Подобным образом Демон Сократа (если это не была на самом деле игривая басня, с помощью которой мудрец выражал негативное напряжение совести, «не убий» всех внушающих благоговение предписаний) мог быть символом скрытой мудрости. Сократ превратил трюк, сыгранный с ним его чувствами, в послание с небес. Он научил слабый голос — бессмысленный, как все призрачные голоса — санкционировать предписания, продиктованные истинно божественным элементом внутри него самого. Было характерно для его скромного благочестия искать какой-то внешний знак для поддержки разума; его философия была столь человечна, а человек — очевидно, столь малая часть мира, что он мог разумно подчинить разум в определенные моменты. Его отречение, однако, было наполовину игривым, ибо он всегда мог найти отличные основания для того, что приказывал демон.
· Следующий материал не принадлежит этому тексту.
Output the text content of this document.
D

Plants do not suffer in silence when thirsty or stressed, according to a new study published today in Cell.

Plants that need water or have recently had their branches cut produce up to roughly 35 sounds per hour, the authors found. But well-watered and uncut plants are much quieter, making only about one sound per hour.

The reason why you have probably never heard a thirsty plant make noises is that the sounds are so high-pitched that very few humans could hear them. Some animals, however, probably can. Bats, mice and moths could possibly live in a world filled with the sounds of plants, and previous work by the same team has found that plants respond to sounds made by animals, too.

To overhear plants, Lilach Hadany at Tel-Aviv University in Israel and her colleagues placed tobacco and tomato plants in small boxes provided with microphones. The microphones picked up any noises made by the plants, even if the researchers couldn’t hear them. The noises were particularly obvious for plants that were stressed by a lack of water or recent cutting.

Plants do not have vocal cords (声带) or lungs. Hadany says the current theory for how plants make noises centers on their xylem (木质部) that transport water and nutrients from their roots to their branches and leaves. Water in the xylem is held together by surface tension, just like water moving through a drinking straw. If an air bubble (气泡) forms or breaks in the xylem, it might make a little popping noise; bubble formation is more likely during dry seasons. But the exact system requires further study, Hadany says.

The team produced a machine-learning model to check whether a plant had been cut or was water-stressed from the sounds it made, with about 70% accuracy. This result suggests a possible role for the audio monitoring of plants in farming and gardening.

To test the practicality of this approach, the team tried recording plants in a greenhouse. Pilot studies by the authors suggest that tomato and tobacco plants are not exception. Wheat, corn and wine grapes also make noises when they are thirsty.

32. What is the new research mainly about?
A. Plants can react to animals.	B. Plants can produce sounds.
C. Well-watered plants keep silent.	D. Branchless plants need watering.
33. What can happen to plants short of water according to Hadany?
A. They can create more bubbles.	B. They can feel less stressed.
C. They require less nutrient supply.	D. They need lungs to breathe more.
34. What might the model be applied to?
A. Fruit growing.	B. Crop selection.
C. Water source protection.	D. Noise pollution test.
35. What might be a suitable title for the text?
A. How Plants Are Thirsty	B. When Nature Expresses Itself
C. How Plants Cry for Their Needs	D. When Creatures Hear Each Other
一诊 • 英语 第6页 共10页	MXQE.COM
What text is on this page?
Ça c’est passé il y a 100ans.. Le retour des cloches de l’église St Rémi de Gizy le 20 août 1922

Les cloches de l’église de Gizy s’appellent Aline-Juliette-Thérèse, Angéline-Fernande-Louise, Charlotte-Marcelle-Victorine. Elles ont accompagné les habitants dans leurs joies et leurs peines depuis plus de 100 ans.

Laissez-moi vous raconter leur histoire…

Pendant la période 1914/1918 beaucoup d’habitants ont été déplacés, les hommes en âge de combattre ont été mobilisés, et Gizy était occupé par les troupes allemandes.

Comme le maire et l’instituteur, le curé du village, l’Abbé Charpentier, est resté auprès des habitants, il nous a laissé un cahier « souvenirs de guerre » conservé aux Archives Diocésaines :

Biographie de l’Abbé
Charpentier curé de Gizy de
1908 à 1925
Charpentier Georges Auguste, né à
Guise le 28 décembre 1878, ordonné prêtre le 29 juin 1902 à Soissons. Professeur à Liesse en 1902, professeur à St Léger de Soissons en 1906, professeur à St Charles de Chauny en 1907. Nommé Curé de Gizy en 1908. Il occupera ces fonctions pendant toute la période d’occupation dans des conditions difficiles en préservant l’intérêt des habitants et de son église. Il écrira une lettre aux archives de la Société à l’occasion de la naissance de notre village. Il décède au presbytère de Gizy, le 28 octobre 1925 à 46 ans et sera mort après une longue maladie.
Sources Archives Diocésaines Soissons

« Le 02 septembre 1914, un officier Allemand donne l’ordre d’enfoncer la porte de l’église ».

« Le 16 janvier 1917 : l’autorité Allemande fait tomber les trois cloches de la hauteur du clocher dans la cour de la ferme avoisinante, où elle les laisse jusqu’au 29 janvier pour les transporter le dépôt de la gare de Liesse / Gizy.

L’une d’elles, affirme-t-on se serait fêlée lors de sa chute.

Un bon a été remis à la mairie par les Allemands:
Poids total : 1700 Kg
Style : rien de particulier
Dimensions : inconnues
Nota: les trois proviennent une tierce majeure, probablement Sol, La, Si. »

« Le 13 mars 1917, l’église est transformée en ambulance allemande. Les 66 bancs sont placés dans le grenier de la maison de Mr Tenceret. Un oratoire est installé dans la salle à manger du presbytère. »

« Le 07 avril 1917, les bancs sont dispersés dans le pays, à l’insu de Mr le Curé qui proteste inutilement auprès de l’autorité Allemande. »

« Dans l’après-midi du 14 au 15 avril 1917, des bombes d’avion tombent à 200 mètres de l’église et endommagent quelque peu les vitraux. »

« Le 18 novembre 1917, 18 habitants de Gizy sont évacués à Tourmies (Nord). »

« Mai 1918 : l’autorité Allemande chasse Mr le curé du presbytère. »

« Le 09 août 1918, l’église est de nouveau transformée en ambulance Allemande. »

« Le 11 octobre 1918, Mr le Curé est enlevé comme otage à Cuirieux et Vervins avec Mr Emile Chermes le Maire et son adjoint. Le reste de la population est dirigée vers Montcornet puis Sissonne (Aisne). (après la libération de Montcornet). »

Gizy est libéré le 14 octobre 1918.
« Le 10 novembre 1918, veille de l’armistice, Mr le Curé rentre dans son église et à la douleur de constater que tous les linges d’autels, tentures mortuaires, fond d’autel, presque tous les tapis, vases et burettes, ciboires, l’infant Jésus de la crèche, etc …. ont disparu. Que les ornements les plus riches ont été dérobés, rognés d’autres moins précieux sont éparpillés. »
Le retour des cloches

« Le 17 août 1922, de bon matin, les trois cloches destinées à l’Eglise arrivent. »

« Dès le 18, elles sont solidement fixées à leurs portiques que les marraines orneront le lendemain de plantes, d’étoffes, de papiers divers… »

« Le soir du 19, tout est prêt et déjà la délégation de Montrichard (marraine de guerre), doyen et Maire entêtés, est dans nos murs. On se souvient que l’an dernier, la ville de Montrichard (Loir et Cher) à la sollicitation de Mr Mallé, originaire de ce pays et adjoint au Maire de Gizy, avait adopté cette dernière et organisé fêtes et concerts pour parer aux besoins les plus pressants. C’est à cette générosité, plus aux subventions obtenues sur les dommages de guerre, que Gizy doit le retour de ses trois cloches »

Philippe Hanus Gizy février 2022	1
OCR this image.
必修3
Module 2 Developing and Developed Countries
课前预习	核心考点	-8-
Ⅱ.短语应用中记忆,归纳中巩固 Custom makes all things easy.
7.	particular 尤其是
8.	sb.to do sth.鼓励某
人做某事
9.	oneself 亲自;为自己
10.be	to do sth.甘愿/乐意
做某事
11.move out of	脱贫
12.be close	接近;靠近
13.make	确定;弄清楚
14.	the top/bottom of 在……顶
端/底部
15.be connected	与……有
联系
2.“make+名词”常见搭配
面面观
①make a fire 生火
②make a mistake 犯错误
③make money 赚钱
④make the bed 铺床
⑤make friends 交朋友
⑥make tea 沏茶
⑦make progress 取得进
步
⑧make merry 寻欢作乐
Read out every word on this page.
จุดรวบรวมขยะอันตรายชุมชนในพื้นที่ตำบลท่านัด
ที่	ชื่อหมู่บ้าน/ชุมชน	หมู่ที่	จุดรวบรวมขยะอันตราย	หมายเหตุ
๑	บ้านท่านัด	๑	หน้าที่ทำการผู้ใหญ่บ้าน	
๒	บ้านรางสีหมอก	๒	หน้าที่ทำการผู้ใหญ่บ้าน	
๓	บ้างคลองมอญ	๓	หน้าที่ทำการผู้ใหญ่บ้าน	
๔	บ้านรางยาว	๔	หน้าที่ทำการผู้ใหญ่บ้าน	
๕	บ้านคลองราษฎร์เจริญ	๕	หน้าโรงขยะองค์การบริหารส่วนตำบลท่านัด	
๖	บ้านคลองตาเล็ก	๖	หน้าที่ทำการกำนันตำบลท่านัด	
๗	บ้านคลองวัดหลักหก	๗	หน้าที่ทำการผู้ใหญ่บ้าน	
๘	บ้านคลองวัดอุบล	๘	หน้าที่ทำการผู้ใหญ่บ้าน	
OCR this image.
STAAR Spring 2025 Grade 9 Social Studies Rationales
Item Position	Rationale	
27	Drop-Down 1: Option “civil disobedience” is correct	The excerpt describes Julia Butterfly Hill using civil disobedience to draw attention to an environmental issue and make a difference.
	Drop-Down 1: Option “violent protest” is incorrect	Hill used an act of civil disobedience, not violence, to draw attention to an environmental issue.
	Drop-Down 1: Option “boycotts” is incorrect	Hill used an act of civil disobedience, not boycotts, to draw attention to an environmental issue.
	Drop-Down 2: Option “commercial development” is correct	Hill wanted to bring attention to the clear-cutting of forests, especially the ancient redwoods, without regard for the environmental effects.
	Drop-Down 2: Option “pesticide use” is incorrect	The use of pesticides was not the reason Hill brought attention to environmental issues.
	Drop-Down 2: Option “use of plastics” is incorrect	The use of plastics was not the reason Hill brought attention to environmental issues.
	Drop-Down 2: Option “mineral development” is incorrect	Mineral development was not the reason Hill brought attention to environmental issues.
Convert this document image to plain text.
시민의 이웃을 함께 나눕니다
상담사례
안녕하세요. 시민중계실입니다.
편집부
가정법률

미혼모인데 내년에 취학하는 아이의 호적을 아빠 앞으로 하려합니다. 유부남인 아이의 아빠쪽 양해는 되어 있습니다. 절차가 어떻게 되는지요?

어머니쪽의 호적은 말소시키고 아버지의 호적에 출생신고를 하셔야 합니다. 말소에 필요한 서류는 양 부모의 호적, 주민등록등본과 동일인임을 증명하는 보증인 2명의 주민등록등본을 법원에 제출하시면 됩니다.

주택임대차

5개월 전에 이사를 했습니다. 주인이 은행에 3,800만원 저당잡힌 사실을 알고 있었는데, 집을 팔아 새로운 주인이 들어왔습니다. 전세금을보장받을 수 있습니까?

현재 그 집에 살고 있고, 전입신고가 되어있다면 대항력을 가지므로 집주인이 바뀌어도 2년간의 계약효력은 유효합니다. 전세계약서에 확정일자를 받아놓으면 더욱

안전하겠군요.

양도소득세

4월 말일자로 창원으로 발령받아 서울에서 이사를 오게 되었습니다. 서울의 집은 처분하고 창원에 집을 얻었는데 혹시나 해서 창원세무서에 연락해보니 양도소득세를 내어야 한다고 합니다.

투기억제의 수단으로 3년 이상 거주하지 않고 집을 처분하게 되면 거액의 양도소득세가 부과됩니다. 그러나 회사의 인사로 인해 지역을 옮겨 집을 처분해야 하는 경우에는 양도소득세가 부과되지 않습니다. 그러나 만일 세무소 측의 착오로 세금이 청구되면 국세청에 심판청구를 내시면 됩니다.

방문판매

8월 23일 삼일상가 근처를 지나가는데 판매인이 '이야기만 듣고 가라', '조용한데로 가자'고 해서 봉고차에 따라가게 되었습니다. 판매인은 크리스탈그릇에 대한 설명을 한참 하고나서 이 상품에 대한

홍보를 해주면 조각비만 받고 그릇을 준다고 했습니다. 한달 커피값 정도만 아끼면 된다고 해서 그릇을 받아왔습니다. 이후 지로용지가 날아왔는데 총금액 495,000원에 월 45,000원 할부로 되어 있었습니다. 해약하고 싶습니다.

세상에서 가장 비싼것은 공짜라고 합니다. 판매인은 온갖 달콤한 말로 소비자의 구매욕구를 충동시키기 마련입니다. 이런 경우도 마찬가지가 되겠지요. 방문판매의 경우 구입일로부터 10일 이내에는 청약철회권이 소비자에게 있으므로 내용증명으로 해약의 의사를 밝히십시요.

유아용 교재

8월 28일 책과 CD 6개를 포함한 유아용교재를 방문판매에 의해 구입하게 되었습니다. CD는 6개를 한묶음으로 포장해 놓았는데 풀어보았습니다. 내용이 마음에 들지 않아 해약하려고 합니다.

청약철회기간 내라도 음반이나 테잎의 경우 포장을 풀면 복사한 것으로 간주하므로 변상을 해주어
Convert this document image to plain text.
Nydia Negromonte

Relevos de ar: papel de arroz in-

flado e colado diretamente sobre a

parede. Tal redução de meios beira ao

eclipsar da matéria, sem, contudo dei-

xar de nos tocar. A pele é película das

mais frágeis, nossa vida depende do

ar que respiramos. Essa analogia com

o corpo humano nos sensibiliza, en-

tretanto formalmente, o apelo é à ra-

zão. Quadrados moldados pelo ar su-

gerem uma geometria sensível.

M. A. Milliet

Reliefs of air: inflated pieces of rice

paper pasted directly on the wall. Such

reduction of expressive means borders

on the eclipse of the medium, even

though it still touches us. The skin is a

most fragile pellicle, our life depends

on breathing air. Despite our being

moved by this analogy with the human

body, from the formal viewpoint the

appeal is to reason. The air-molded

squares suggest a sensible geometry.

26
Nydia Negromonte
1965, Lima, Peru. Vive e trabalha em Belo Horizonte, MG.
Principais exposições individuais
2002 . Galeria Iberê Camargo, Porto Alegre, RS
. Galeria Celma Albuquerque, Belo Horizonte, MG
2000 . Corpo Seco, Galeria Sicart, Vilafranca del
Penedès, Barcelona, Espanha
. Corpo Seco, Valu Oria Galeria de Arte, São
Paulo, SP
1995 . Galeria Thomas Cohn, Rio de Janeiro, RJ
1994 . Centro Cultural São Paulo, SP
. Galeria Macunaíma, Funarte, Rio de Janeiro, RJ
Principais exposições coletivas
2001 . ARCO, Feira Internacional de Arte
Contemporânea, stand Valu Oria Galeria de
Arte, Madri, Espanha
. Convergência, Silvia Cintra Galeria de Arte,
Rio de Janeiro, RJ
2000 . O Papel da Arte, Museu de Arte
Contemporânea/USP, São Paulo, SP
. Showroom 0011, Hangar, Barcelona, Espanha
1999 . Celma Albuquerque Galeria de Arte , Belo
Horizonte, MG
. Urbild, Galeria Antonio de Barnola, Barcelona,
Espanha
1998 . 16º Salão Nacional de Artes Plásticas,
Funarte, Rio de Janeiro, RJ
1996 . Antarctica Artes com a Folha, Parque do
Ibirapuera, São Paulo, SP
Почти таким же образом жрецы в Дельфах, когда они были благоразумны, делали из бредней Пифии оракулы, не лишенные возвышенности тона и с очевидной политической тенденцией. Поводы для суеверия, которые более низкие умы превратили бы в чистое безумие или глупые страхи, или некромантическую чепуху, были схвачены этими более благородными натурами для доброй цели. Доброжелательный человек, не склонный к скептицизму, всегда может утверждать, что боги должны были приказать то, что он сам знает как правильное; и он считает благочестием с его стороны интерпретировать оракула соответственно, или даже подсказывать его. Такими путями самые произвольные суеверия принимают моральный окрас в моральном уме; что-то, что может произойти тем легче, поскольку корни разума и суеверия переплетены в уме, и общество всегда выражало и культивировало их вместе.

ГЛАВА III

МАГИЯ, ЖЕРТВОПРИНОШЕНИЕ И МОЛИТВА

Fear created the gods.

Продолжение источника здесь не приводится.